What do they know of theatre who only theatre know?
Sunday, 31 October 2010
Size matters. When you put a studio play onto a much bigger main stage, it changes. A good example is Sarah Kane’s debut Blasted. In 1995, at the tiny Royal Court Theatre Upstairs (which in those days sat about 60), it seemed like a dirty shocker — intense, unsettling, hard to comprehend. By 2001, when it was revived on the Court’s main stage (with a much bigger budget and more expensive set), it seemed like a state-of-Europe play; it was much funnier and the acting was much broader.
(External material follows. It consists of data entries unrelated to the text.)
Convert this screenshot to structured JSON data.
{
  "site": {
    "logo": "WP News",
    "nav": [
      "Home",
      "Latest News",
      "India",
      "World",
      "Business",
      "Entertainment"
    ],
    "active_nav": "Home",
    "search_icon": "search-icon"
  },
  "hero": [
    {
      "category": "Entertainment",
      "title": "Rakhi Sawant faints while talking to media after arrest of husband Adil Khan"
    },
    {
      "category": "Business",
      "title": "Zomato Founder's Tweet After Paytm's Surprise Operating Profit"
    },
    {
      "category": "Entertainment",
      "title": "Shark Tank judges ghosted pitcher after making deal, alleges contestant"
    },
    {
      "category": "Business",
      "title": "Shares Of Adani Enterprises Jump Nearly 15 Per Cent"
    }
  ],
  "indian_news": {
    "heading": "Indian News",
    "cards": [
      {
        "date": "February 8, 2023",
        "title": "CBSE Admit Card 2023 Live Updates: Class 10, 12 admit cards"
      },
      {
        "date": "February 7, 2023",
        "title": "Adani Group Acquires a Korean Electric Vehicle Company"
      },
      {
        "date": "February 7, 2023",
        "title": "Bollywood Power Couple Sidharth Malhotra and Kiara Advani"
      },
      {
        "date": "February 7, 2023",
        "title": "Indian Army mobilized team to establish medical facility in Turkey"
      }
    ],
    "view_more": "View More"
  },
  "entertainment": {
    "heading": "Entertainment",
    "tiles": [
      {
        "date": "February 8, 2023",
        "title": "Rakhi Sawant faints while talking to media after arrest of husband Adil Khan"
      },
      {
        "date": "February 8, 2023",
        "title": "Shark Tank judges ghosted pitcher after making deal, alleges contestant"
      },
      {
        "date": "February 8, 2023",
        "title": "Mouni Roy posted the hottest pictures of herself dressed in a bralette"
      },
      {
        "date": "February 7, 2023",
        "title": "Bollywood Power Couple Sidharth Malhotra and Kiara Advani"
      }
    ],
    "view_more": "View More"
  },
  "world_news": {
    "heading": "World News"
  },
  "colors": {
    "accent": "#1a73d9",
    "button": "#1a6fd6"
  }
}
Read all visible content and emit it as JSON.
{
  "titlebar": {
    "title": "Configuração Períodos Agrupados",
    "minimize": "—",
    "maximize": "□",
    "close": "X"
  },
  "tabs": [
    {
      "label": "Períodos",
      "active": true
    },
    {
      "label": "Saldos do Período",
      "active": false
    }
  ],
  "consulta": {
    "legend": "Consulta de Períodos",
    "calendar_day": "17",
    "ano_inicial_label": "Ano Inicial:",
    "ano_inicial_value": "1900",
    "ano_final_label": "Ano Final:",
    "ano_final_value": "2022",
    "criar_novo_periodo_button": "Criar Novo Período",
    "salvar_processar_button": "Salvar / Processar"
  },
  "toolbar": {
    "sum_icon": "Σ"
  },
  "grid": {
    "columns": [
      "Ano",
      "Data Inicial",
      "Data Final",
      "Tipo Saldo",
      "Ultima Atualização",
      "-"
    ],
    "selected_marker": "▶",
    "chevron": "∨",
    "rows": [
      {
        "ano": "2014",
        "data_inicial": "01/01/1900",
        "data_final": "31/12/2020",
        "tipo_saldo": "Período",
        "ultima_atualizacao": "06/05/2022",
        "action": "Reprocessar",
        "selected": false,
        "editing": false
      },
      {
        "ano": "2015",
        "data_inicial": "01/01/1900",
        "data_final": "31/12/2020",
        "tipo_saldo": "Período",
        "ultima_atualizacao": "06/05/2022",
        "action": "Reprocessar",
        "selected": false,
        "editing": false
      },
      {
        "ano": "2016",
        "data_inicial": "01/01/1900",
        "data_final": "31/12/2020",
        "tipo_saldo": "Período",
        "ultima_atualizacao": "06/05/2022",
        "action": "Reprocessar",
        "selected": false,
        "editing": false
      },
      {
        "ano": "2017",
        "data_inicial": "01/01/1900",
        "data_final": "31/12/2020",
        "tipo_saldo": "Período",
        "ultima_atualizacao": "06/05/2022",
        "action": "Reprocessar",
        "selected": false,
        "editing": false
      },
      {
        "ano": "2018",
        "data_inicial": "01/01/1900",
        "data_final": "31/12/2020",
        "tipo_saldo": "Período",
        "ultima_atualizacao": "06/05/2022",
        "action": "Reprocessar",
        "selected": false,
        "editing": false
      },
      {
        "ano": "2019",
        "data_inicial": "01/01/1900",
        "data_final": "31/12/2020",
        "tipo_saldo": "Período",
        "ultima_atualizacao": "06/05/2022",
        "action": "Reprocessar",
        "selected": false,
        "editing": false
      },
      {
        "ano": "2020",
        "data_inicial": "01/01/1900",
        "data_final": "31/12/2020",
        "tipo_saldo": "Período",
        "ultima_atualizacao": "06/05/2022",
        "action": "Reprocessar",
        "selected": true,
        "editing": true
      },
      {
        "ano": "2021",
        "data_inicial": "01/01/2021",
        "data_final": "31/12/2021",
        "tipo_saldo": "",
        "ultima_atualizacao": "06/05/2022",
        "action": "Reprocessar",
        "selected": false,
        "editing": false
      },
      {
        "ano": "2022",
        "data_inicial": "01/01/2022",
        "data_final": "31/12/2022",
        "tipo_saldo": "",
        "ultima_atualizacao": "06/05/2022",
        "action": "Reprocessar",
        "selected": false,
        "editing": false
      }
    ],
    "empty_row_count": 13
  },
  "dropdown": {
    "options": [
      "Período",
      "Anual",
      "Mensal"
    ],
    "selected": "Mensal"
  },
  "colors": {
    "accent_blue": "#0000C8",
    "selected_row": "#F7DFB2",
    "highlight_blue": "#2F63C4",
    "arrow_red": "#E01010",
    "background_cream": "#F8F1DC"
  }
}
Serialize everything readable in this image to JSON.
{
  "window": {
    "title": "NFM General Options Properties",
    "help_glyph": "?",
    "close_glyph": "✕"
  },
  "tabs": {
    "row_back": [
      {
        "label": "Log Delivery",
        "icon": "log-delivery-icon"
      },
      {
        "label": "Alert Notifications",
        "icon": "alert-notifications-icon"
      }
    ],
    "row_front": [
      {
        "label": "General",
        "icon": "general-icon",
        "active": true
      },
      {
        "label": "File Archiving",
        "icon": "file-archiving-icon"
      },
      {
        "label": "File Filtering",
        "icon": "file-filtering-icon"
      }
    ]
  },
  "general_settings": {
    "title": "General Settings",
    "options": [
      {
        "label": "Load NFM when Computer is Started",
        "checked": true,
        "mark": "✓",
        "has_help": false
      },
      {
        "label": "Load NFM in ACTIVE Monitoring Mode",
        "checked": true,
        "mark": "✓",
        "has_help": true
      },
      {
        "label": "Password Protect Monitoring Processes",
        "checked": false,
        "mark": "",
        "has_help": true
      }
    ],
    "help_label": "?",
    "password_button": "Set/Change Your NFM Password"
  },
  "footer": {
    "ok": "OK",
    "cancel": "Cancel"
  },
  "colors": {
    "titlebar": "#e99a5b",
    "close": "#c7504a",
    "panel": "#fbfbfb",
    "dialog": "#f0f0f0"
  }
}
Last week, I saw it revived at the Lyric, Hammersmith, and experienced the same big-stage effect: more laughter, more distance, bigger acting. At about the same time, I went to an excellent “Once Over Drama Event” at Foyles bookshop. Playwright Polly Stenham, her director Jeremy Herrin, and actors Julian Wadham and Catherine Steadman, were discussing her debut That Face, which also made the journey across town from the attic of Sloane Square to the West End. From being an in-yer-face studio play, it grew into a much funnier mainstage drama. Stenham suggested, and I’m sure that she’s right, that in a large darkened room the audience feels safer than in a small well-lit studio where they can see each other, and that this gives people permission to relax. And to laugh. Fair enough, and I enjoyed it equally well in its big incarnation. But now I’d really like to see Kane’s Blasted, and Stenham’s That Face, as studio shows again.